Sarah Jessica Johnson
Department of English Language and Literature and the College
Sarah Jessica Johnson’s work is concerned with 17th- through 19th-century archives of slavery and marronage in North America and the Caribbean. She is interested in how resistance practices and flight from enslavement by Black and Native individuals shaped textual and visual production in the colonial period. Her current book project considers the lives of individuals who chose marronage, the importance of kin and chosen family in those decisions, and some of the unexpected places that maroons are located when they first appear in the archive. She is also working on a project concerning “Tituba, the Indian,” who was one of the first people accused in the Salem witch trials of 1692–93. In this work, she examines Tituba’s testimony and subsequent representations of her life as refracted through the past and present carceral state in North America. She is also translating 18th- and 19th-century Francophone Louisiana texts into English.
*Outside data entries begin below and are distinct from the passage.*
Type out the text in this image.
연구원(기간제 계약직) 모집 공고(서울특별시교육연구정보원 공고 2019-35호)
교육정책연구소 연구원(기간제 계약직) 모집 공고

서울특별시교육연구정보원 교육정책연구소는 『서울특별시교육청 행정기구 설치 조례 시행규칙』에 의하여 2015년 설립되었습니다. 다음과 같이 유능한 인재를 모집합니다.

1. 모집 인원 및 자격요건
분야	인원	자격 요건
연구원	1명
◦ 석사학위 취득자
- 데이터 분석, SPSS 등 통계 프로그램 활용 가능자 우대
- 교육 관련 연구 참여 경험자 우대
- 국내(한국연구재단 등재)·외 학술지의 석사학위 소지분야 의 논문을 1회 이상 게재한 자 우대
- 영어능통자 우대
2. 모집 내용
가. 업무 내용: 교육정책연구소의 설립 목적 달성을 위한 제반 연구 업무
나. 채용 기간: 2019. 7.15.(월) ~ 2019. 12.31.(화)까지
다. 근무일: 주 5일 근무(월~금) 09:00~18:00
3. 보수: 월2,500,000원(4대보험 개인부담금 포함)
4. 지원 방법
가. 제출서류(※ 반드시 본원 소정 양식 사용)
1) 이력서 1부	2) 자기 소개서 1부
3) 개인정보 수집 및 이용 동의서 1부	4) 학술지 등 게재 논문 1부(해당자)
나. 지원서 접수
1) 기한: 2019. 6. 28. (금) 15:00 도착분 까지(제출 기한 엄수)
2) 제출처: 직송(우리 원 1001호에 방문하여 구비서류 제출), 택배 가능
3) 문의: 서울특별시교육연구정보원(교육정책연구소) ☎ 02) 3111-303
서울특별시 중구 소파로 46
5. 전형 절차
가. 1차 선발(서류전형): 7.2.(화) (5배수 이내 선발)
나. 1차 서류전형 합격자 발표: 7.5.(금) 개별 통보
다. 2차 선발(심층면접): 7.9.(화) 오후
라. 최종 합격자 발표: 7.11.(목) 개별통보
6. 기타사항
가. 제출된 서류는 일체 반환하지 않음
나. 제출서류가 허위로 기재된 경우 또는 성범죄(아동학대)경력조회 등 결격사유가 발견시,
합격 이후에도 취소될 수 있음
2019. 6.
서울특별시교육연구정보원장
Her work has been published in Portable Gray, Transition, and Call and Response. She has contributed to Caribbean Literature in Transition, 1800–1920, volume 1 (Cambridge University Press, in press) and The Life and Legend of Bras-Coupé (Louisiana State University Press, 2019).
Johnson received her PhD in English at the University of California, Berkeley, and most recently was a Provost’s Postdoctoral Fellow at the University of Chicago.